La verdadera misión de Santilli va más allá de la relación con los gobernadores. El ex diputado tiene la orden expresa de articular una reforma laboral y una nueva ley de coparticipación que el oficialismo no pudo siquiera negociar. El «plan ultrasecreto» consiste en usar a Santilli, un hombre con cintura política y nexos en el peronismo y el radicalismo, para desactivar los focos de resistencia provinciales, ofreciendo contraprestaciones específicas a los distritos más críticos.

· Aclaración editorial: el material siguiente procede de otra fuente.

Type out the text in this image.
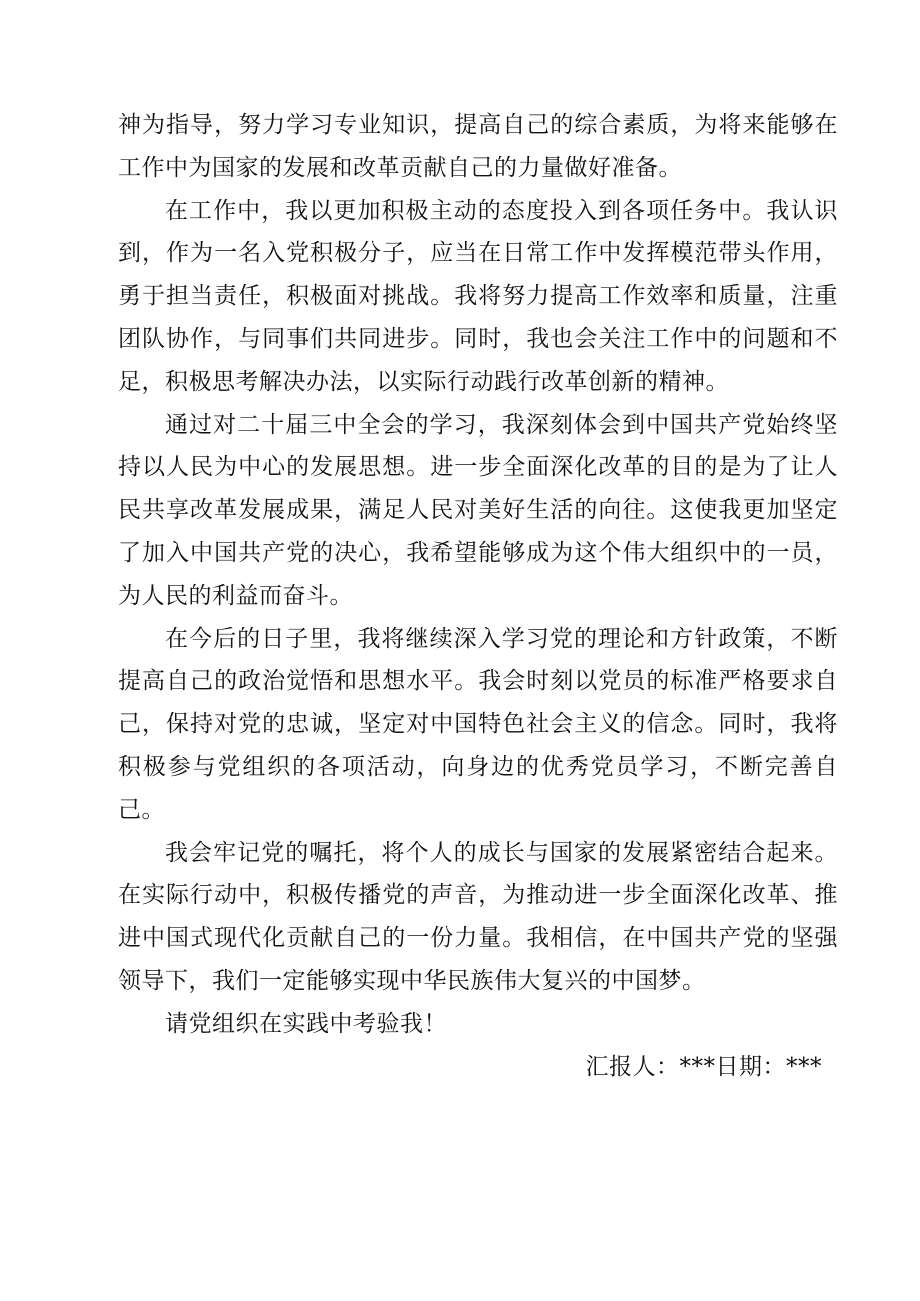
神为指导，努力学习专业知识，提高自己的综合素质，为将来能够在工作中为国家的发展和改革贡献自己的力量做好准备。

在工作中，我以更加积极主动的态度投入到各项任务中。我认识到，作为一名入党积极分子，应当在日常工作中发挥模范带头作用，勇于担当责任，积极面对挑战。我将努力提高工作效率和质量，注重团队协作，与同事们共同进步。同时，我也会关注工作中的问题和不足，积极思考解决办法，以实际行动践行改革创新的精神。

通过对二十届三中全会的学习，我深刻体会到中国共产党始终坚持以人民为中心的发展思想。进一步全面深化改革的目的是为了让人民共享改革发展成果，满足人民对美好生活的向往。这使我更加坚定了加入中国共产党的决心，我希望能够成为这个伟大组织中的一员，为人民的利益而奋斗。

在今后的日子里，我将继续深入学习党的理论和方针政策，不断提高自己的政治觉悟和思想水平。我会时刻以党员的标准严格要求自己，保持对党的忠诚，坚定对中国特色社会主义的信念。同时，我将积极参与党组织的各项活动，向身边的优秀党员学习，不断完善自己。

我会牢记党的嘱托，将个人的成长与国家的发展紧密结合起来。在实际行动中，积极传播党的声音，为推动进一步全面深化改革、推进中国式现代化贡献自己的一份力量。我相信，在中国共产党的坚强领导下，我们一定能够实现中华民族伟大复兴的中国梦。

请党组织在实践中考验我！

汇报人：***日期：***
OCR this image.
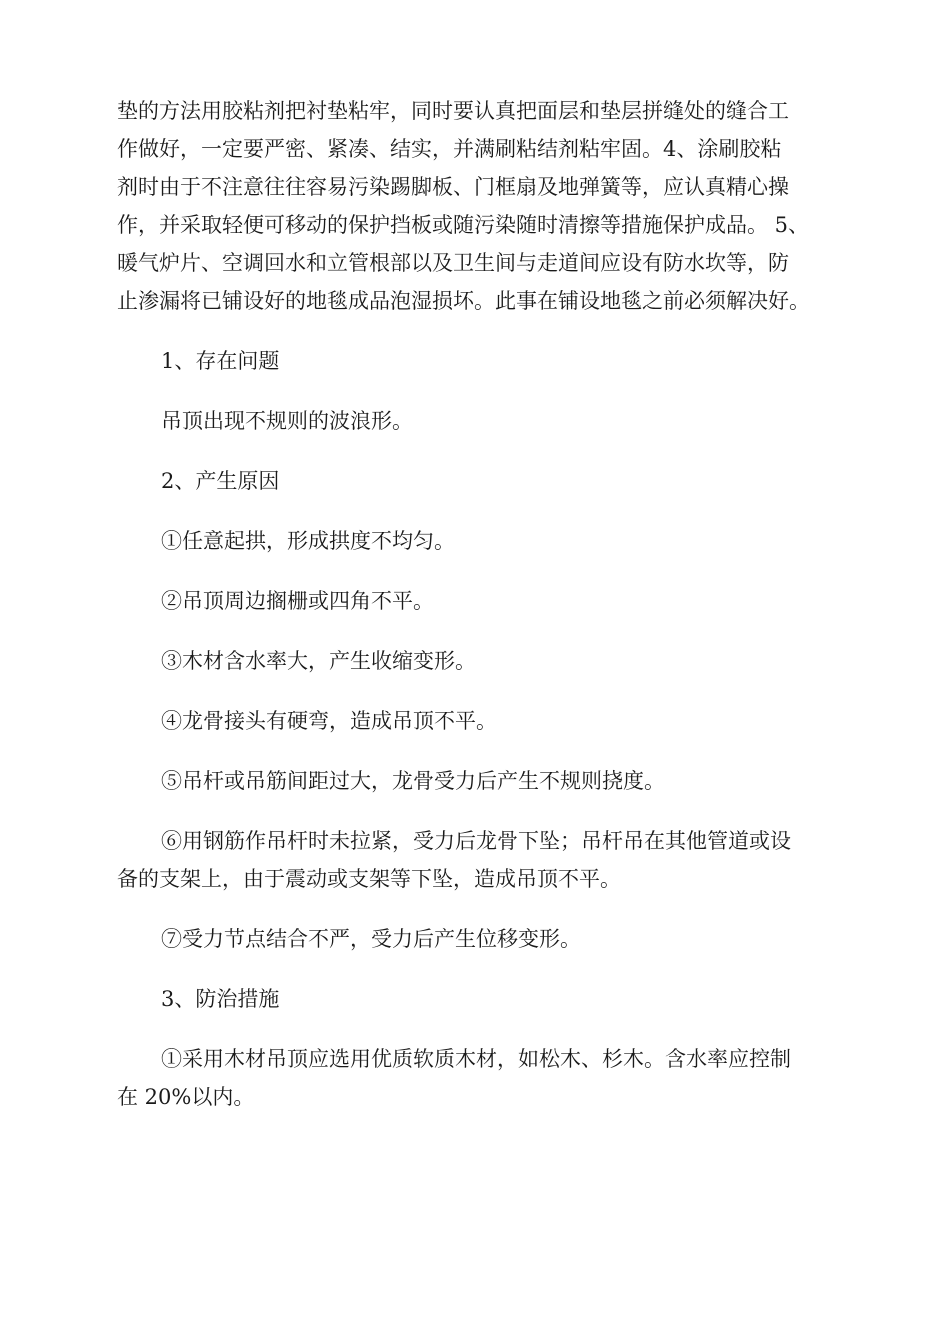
垫的方法用胶粘剂把衬垫粘牢，同时要认真把面层和垫层拼缝处的缝合工
作做好，一定要严密、紧凑、结实，并满刷粘结剂粘牢固。4、涂刷胶粘
剂时由于不注意往往容易污染踢脚板、门框扇及地弹簧等，应认真精心操
作，并采取轻便可移动的保护挡板或随污染随时清擦等措施保护成品。 5、
暖气炉片、空调回水和立管根部以及卫生间与走道间应设有防水坎等，防
止渗漏将已铺设好的地毯成品泡湿损坏。此事在铺设地毯之前必须解决好。

1、存在问题

吊顶出现不规则的波浪形。

2、产生原因

①任意起拱，形成拱度不均匀。

②吊顶周边搁栅或四角不平。

③木材含水率大，产生收缩变形。

④龙骨接头有硬弯，造成吊顶不平。

⑤吊杆或吊筋间距过大，龙骨受力后产生不规则挠度。

⑥用钢筋作吊杆时未拉紧，受力后龙骨下坠；吊杆吊在其他管道或设
备的支架上，由于震动或支架等下坠，造成吊顶不平。

⑦受力节点结合不严，受力后产生位移变形。

3、防治措施

①采用木材吊顶应选用优质软质木材，如松木、杉木。含水率应控制
在 20%以内。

La movida genera una enorme expectativa, especialmente en la provincia de Mendoza. El Gobernador Alfredo Cornejo, de larga trayectoria en el radicalismo y con una relación personal con Santilli, podría convertirse en un puente fundamental para la aprobación de leyes clave. La promesa implícita es que el «ala dialoguista» del PRO, ahora liderada por Santilli desde el Ejecutivo, tendrá un trato preferencial en la distribución de fondos discrecionales, mientras que los bloques puramente opositores verán reducido su margen de maniobra. Este es el verdadero juego de ajedrez detrás de la noticia, un jaque que podría definir si el presidente logra las herramientas legislativas que necesita o si su gestión se atasca en el pantano del Congreso. La expectativa es máxima sobre cómo reaccionará la oposición ante esta audaz fractura.